Medicare Set-Asides (MSAs) continue to be a significant area of confusion and concern for plaintiffs’ attorneys dealing with liability settlements. Since the enactment of the Medicare, Medicaid, and SCHIP Extension Act (MMSEA) on Dec. 29, 2007, the utilization of MSAs in liability cases has led to widespread uncertainty. Here, we provide an updated overview of the current state of MSAs in liability cases as of 2025, shedding light on recent developments and clarifying the obligations and best practices for protecting Medicare’s future interests.
What is a Defendant’s Exposure for Future Medicare Expenses?
It remains clear that there is no statutory or regulatory mandate requiring the establishment of MSAs in liability settlements. The Medicare Secondary Payer Manual explicitly states that there should be no recovery of benefits for services rendered after the date of a liability insurance settlement. This position has been consistently upheld in case law and affirmed by CMS itself. The defense has no exposure for any such future accident-related medical expenses covered by Medicare.
Key Case Law
Several precedential federal court decisions support the lack of any mandate for liability MSAs. Notable cases include:
- Sipler v. Trans Am Trucking Inc.: The Court reiterated that no federal law requires set-aside arrangements in personal injury settlements for future medical expenses.
- Bertrand v. Talen’s Marine & Fuel LLC: This case highlighted that CMS does not require or approve MSAs for personal injury lawsuit settlements.
- Bruton v. Carnival Corp.: The Court confirmed that there is no legal requirement to include a MSA trust account in personal injury lawsuit settlements.
These cases reinforce that, while preparing an MSA might be prudent, it is not legally mandated.
What are the Risks to Plaintiffs?
Although there is no formal requirement to establish MSAs, plaintiffs and their attorneys should consider the potential risks. The Medicare Secondary Payer (MSP) statute empowers CMS to deny coverage if it determines that an injured plaintiff has been compensated for future medical expenses through a liability settlement. This could leave injured plaintiffs without coverage for future accident-related medical expenses. This is particularly concerning for those who are Medicare eligible and cannot otherwise obtain coverage through the Affordable Care Act (ACA).
Best Practices for Plaintiffs’ Attorneys
To protect their clients and themselves, plaintiffs’ attorneys should:
- Assess the Need for an MSA: While not required, establishing an MSA can protect future Medicare coverage for claim-related expenses. This assessment focuses on whether a plaintiff enrolled in Medicare will require further accident-related medical treatment. If such future medical treatment is reasonably foreseeable, it may be prudent to further document the manner in which Medicare’s interest have been protected in the settlement.
- Document Settlement Details: Clearly document whether the settlement includes payment for future medical expenses. Obtain attestations from treating physicians if no future treatment is anticipated. If appropriate, have a formal MSA Allocation prepared.
- Client Education: Ensure clients understand the potential risks of losing Medicare coverage for future medical expenses if an MSA is not established in writing If a formal MSA Allocation has been prepared, education the client on the proper administration as to the MSA funds.
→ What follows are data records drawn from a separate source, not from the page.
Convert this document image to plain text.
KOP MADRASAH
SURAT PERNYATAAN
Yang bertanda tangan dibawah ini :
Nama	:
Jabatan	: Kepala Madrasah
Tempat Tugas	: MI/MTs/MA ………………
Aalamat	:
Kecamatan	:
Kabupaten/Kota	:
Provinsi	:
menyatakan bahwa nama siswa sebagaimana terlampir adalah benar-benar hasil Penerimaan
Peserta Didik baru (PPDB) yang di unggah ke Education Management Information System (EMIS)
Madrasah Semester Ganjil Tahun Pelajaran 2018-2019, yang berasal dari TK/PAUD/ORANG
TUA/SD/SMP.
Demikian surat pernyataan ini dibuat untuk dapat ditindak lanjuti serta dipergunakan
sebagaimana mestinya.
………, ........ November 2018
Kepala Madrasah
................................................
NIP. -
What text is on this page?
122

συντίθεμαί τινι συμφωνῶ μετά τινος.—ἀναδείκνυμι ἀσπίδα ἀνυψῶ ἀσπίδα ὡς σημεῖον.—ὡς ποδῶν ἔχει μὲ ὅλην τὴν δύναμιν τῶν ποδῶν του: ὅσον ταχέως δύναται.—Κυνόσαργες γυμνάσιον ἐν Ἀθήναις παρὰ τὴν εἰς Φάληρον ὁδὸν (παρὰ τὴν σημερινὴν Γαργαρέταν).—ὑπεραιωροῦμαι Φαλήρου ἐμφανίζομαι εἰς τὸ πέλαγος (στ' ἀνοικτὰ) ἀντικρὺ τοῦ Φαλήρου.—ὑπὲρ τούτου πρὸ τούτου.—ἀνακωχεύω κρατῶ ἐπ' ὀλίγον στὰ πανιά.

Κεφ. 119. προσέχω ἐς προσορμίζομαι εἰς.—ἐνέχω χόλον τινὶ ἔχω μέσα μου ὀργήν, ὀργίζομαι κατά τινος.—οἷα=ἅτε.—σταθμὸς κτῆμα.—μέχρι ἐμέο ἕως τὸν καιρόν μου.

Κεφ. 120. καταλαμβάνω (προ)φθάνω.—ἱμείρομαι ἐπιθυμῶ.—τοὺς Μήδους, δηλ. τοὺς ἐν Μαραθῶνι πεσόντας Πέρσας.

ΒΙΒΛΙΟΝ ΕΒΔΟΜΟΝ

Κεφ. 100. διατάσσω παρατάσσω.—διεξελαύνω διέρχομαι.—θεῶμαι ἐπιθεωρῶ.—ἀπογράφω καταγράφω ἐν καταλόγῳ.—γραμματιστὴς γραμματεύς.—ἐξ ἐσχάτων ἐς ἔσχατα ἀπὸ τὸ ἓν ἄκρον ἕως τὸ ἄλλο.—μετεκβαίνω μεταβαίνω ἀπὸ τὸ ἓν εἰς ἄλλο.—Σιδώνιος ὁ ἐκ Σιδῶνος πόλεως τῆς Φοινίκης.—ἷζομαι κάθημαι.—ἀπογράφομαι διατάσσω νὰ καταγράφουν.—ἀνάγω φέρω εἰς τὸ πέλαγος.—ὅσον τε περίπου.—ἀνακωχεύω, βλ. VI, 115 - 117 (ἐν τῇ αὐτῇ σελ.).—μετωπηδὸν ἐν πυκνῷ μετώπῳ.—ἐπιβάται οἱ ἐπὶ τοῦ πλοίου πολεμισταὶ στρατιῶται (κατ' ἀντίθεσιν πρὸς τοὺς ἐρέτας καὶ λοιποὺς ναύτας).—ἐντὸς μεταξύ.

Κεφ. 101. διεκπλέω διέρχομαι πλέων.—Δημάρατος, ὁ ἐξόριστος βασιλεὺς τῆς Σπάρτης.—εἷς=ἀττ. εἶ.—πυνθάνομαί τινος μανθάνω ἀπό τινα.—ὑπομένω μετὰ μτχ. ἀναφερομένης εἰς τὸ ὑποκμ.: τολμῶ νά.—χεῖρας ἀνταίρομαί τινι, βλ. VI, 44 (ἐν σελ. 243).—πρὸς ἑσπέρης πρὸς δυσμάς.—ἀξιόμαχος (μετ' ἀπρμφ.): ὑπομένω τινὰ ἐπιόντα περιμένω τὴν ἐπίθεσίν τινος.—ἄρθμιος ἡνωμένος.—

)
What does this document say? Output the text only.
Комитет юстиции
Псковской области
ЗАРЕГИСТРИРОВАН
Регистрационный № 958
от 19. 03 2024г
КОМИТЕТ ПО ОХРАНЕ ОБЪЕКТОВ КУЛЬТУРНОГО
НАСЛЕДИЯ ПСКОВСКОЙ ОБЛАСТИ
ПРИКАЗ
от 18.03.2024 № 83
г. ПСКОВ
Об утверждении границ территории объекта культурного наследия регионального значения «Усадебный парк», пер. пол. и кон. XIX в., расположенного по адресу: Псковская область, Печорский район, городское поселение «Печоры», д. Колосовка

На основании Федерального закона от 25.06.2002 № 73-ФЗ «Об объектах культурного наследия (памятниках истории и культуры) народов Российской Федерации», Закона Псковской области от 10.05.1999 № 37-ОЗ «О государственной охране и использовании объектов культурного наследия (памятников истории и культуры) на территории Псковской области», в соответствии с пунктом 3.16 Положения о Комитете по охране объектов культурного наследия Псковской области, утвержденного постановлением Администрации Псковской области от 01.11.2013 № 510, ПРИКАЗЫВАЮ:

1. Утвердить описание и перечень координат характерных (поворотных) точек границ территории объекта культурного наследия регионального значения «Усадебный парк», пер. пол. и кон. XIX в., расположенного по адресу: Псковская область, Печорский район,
CMS and the Future of Liability MSAs
At the recent National Medicare Secondary Payer Network Annual Educational Conference held in September 2024, representatives from CMS indicated at that time that no further guidance in the Liability MSA workspace was on the horizon. However, CMS may reconsider this position as the aftermath of the 2024 Presidential election. Nevertheless, CMS still retains the ability to deny the payment of future accident-related expenses covered by Medicare under the Medicare Secondary Payer statute based upon the settlement of a liability claim.
Navigating with Caution
As of 2025, the landscape of MSAs in liability cases remains evolving, but the lack of a statutory mandate for MSAs continues. Plaintiffs’ attorneys must navigate this uncertainty with caution, ensuring they take appropriate steps to protect their clients’ future Medicare medical coverage. By staying informed about any new regulatory changes and adhering to best practices, attorneys can effectively manage the risks associated with MSAs and liability settlements.